Her gün karşımıza çıkan “şok” dalgalarıyla ne kadar yüksekliğinin kaldığı artık bilinmez hale gelen “yükseköğretim”de gün geçmiyor ki başka bir haberle sarsılmayalım.
Pek çok hukuk fakültesi dekanının hukuk branşı dışından olması ve hukuk felsefesi dersine ilahiyatçı öğretim üyesinin görevlendirilmesinin sarsıntısını atlatamadan, bu kez, bugüne kadar özel yetenek sınavı ile öğrenci alınan 14 bölüm için artık o sınavın da yapılmayacağı, bölümlere merkezi yerleştirme ile öğrenci alınacağı açıklandı.
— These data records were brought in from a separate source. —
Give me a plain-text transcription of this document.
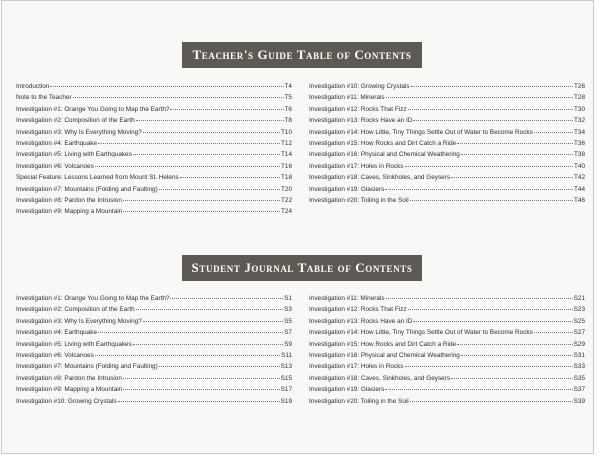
Teacher's Guide Table of Contents
Introduction	T4
Note to the Teacher	T5
Investigation #1: Orange You Going to Map the Earth?	T6
Investigation #2: Composition of the Earth	T8
Investigation #3: Why Is Everything Moving?	T10
Investigation #4: Earthquake	T12
Investigation #5: Living with Earthquakes	T14
Investigation #6: Volcanoes	T16
Special Feature: Lessons Learned from Mount St. Helens	T18
Investigation #7: Mountains (Folding and Faulting)	T20
Investigation #8: Pardon the Intrusion	T22
Investigation #9: Mapping a Mountain	T24
Investigation #10: Growing Crystals	T26
Investigation #11: Minerals	T28
Investigation #12: Rocks That Fizz	T30
Investigation #13: Rocks Have an ID	T32
Investigation #14: How Little, Tiny Things Settle Out of Water to Become Rocks	T34
Investigation #15: How Rocks and Dirt Catch a Ride	T36
Investigation #16: Physical and Chemical Weathering	T38
Investigation #17: Holes in Rocks	T40
Investigation #18: Caves, Sinkholes, and Geysers	T42
Investigation #19: Glaciers	T44
Investigation #20: Toiling in the Soil	T46
Student Journal Table of Contents
Investigation #1: Orange You Going to Map the Earth?	S1
Investigation #2: Composition of the Earth	S3
Investigation #3: Why Is Everything Moving?	S5
Investigation #4: Earthquake	S7
Investigation #5: Living with Earthquakes	S9
Investigation #6: Volcanoes	S11
Investigation #7: Mountains (Folding and Faulting)	S13
Investigation #8: Pardon the Intrusion	S15
Investigation #9: Mapping a Mountain	S17
Investigation #10: Growing Crystals	S19
Investigation #11: Minerals	S21
Investigation #12: Rocks That Fizz	S23
Investigation #13: Rocks Have an ID	S25
Investigation #14: How Little, Tiny Things Settle Out of Water to Become Rocks	S27
Investigation #15: How Rocks and Dirt Catch a Ride	S29
Investigation #16: Physical and Chemical Weathering	S31
Investigation #17: Holes in Rocks	S33
Investigation #18: Caves, Sinkholes, and Geysers	S35
Investigation #19: Glaciers	S37
Investigation #20: Toiling in the Soil	S39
Yüksek liseye dönüşen üniversite eğitiminin içi daha da nasıl boşaltılır; eğitim eğitim diye çırpınırken, bunun tam aksini dışa vuran karar ve saç baş yolduran yeni düzenlemelerle hangi çağı yakalayacağımızın filmini izliyoruz.
Söz konusu 14 bölüm ‘Çizgi Film (Animasyon), Grafik, Grafik Resimleme ve Baskı, Grafik Tasarım, Moda Giyim Tasarımı, Moda Tasarımı, Moda ve Tekstil Tasarımı, Rekreasyon, Spor Bilimleri, Spor Yöneticiliği, Tekstil, Tekstil Geliştirme ve Pazarlama, Tekstil Tasarımı, Tekstil ve Moda Tasarımı’ olarak sıralanıyor.
Bugüne kadar bu bölümler hep özel yetenek sınavına göre öğrenci alıyor ve gençlerin yetenekleri doğrultusunda yerleştirmeler yapılıyordu.
E bekliyoruz, artık bu yol da açıldıysa…
Yakındır müzikte, resimde, heykelde, dramada, balede, cam tasarımında, tezhipte falan da özel yetenek kaldırılsın.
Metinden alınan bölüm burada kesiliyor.